第101話 ドライフラワーの詩


「この前のOTのときにみんなで作業療法の一環で作ったんだ。花屋で買った花や中庭に咲いた花を集めて願いを込めながら作ったんだよ」


 その花束は紅い薔薇や霞草、ガーベラ、矢車草、木工薔薇、チューリップなど春の花がドライフラワーになっていた。



「春を封じ込めたようだね」


 私の月並みな感想に彼は悲しげな微笑をする。


「このあっという間に過ぎる春を封印したような。春夜を宝石箱の中に閉じ込めたような。
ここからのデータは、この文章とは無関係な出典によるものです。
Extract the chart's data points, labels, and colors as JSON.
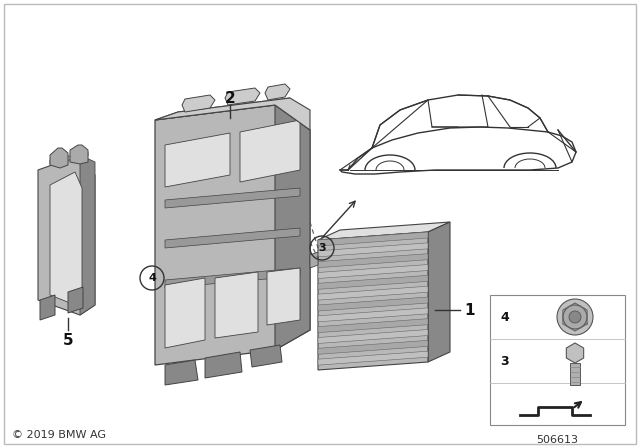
{
  "copyright": "© 2019 BMW AG",
  "part_number": "506613",
  "bg_color": "#ffffff",
  "border_color": "#bbbbbb",
  "text_color": "#111111",
  "fig_width": 6.4,
  "fig_height": 4.48,
  "dpi": 100,
  "gray_dark": "#888888",
  "gray_mid": "#aaaaaa",
  "gray_light": "#cccccc",
  "gray_lighter": "#e0e0e0",
  "gray_body": "#b8b8b8",
  "line_color": "#444444"
}
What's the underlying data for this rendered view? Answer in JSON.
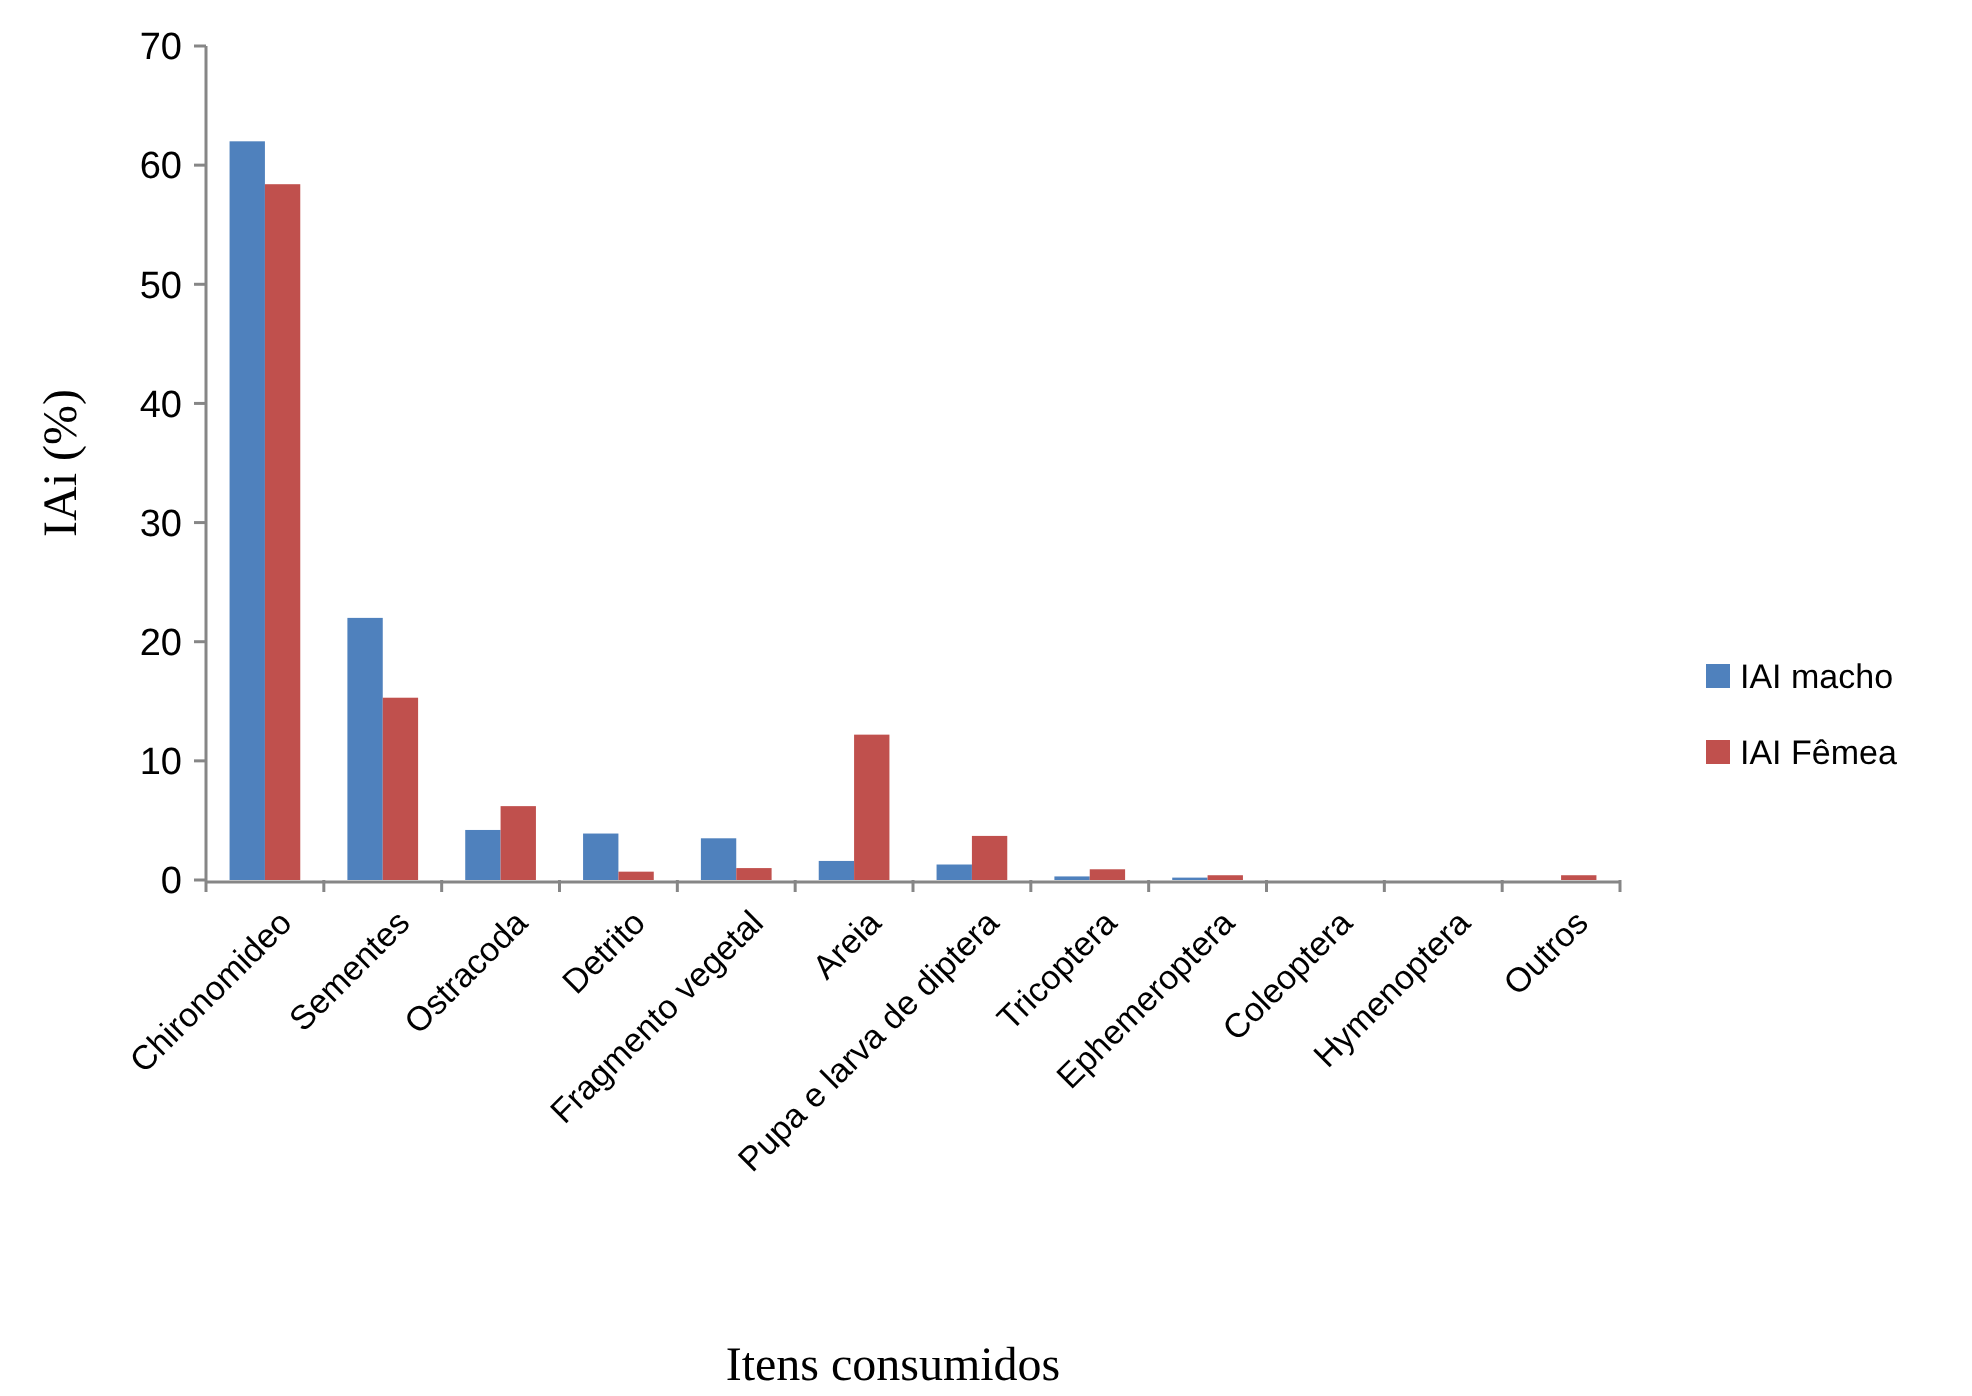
{
  "chart_data": {
    "type": "bar",
    "xlabel": "Itens consumidos",
    "ylabel": "IAi (%)",
    "categories": [
      "Chironomideo",
      "Sementes",
      "Ostracoda",
      "Detrito",
      "Fragmento vegetal",
      "Areia",
      "Pupa e larva de diptera",
      "Tricoptera",
      "Ephemeroptera",
      "Coleoptera",
      "Hymenoptera",
      "Outros"
    ],
    "series": [
      {
        "name": "IAI macho",
        "color": "#4f81bd",
        "values": [
          62,
          22,
          4.2,
          3.9,
          3.5,
          1.6,
          1.3,
          0.3,
          0.2,
          0,
          0,
          0
        ]
      },
      {
        "name": "IAI Fêmea",
        "color": "#c0504d",
        "values": [
          58.4,
          15.3,
          6.2,
          0.7,
          1.0,
          12.2,
          3.7,
          0.9,
          0.4,
          0,
          0,
          0.4
        ]
      }
    ],
    "ylim": [
      0,
      70
    ],
    "yticks": [
      0,
      10,
      20,
      30,
      40,
      50,
      60,
      70
    ],
    "grid": false,
    "legend": "right"
  }
}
どんな直喩を使ってもこの感動は言い表せない」


 桜の花びらもドライフラワーになったら、いいのに。


 この夕桜の幻想的な水彩画もいっそのこと、ドライフラワーとして未完成のままになればいいのに。



「これ、ドライフラワーの栞。お気に召したかな」


 彼の手のひらにはラミネート加工された紙切れの中にドライフラワーがあしらわれた栞が披露されていた。


 


 中にはパンジー、霞草、白粉花、ライラック、鈴蘭、ヴィオラ、マリーゴールド……など、その栞だけ架空を弔った彼岸の花畑だった。
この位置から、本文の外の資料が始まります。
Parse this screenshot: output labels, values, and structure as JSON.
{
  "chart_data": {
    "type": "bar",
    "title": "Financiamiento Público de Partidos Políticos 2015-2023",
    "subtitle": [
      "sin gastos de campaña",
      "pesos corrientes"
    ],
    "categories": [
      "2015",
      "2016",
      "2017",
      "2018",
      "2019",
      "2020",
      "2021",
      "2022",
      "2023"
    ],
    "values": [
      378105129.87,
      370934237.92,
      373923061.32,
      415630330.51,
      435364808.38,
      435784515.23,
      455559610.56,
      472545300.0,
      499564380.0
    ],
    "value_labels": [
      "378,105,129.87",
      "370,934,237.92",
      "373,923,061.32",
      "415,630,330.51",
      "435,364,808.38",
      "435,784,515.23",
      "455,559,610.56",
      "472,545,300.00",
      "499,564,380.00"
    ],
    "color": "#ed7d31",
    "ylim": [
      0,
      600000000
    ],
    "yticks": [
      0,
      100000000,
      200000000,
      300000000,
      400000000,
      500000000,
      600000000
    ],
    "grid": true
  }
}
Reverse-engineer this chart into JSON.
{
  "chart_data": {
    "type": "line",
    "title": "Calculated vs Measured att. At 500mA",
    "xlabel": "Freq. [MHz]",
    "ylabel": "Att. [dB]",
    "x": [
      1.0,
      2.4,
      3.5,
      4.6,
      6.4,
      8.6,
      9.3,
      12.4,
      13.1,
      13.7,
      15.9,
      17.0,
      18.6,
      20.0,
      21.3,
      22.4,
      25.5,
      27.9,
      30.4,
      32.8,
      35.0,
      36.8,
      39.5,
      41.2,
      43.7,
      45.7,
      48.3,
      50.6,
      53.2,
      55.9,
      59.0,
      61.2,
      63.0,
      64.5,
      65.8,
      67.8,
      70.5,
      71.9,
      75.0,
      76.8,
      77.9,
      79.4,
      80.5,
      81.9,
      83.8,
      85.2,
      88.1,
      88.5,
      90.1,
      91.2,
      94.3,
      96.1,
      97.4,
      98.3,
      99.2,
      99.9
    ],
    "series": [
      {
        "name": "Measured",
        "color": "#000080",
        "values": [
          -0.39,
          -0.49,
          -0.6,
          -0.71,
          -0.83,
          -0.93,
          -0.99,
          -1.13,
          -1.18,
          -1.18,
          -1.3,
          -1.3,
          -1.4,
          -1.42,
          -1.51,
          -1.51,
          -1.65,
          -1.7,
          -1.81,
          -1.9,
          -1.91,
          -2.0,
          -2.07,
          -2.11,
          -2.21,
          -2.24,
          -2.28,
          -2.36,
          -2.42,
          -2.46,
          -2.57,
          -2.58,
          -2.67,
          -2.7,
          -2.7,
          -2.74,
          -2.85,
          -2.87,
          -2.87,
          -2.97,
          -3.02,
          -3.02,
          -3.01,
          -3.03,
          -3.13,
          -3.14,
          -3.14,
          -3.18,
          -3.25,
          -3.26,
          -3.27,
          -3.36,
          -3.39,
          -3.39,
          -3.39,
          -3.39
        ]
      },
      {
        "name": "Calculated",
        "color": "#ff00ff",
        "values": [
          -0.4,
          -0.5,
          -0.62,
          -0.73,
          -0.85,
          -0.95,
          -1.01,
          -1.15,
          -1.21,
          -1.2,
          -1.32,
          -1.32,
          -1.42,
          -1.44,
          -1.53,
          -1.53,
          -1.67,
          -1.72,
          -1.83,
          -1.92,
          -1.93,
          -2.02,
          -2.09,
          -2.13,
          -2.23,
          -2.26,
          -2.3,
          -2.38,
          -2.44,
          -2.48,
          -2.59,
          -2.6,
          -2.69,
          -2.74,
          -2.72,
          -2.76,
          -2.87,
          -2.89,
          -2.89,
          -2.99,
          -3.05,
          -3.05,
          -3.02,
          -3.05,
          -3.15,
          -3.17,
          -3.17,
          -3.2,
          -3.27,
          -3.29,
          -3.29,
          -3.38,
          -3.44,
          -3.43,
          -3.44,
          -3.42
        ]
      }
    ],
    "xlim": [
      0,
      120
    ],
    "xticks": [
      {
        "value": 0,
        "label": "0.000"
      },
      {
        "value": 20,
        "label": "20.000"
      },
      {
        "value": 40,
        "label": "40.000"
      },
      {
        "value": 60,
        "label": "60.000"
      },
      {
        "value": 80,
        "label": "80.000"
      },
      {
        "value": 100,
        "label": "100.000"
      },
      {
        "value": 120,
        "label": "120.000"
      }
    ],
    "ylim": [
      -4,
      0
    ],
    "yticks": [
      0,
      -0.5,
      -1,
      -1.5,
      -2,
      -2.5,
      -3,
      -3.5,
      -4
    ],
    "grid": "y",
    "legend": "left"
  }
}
 どんな植物も宿命的に訪れる、死も連関した、ドライフラワーの栞に私は焦がれる。


 栞の紙の色は花縹色、言い換えれば、濃い藍色。



「ドライフラワーショップが近くにあるんだって。僕も行ってみたい。ドライフラワーみたいに僕の感性にある美しさを残し続けたい。――いっそ、世界中が花になってしまえばいい」


 私はそっと、彼の頭上にそのドライフラワーの一輪を、古都の舞子さんが挿す花簪のようにのせた。


 


ドライフラワーの矢車草と漆黒の黒髪、春のかたみの西日に照らされた彼の横顔は、巨匠・上松松園が描く、美少女の日本画のように綺麗だった。


 上松松園は乱れ髪に狂わす、秋の七草の花籠を抱えた、平安美人の日本画をこんな精神科病棟で没頭しながら描いたという。


 


 君は立派な隠滅を抱えた、少年なのに美少女なんていう、比喩はちょっと、申し訳ないよね。


 春先の恋猫みたいに私は舞い上がってしまっている。塔の上のラプンツェルのように閉じ込められた君には浮世離れした詩句が似合うんだよ……。



「ドライフラワー。僕が焦がしたノスタルジーの花の墓標」


 夕桜がどんなに潔く散っても、私の疎外感は癒されない。


「ドライフラワーの詩をいっそのこと、書いてみたら?」


 私が冗談めいて言うと、彼は真剣そうにまばたきを繰り返した。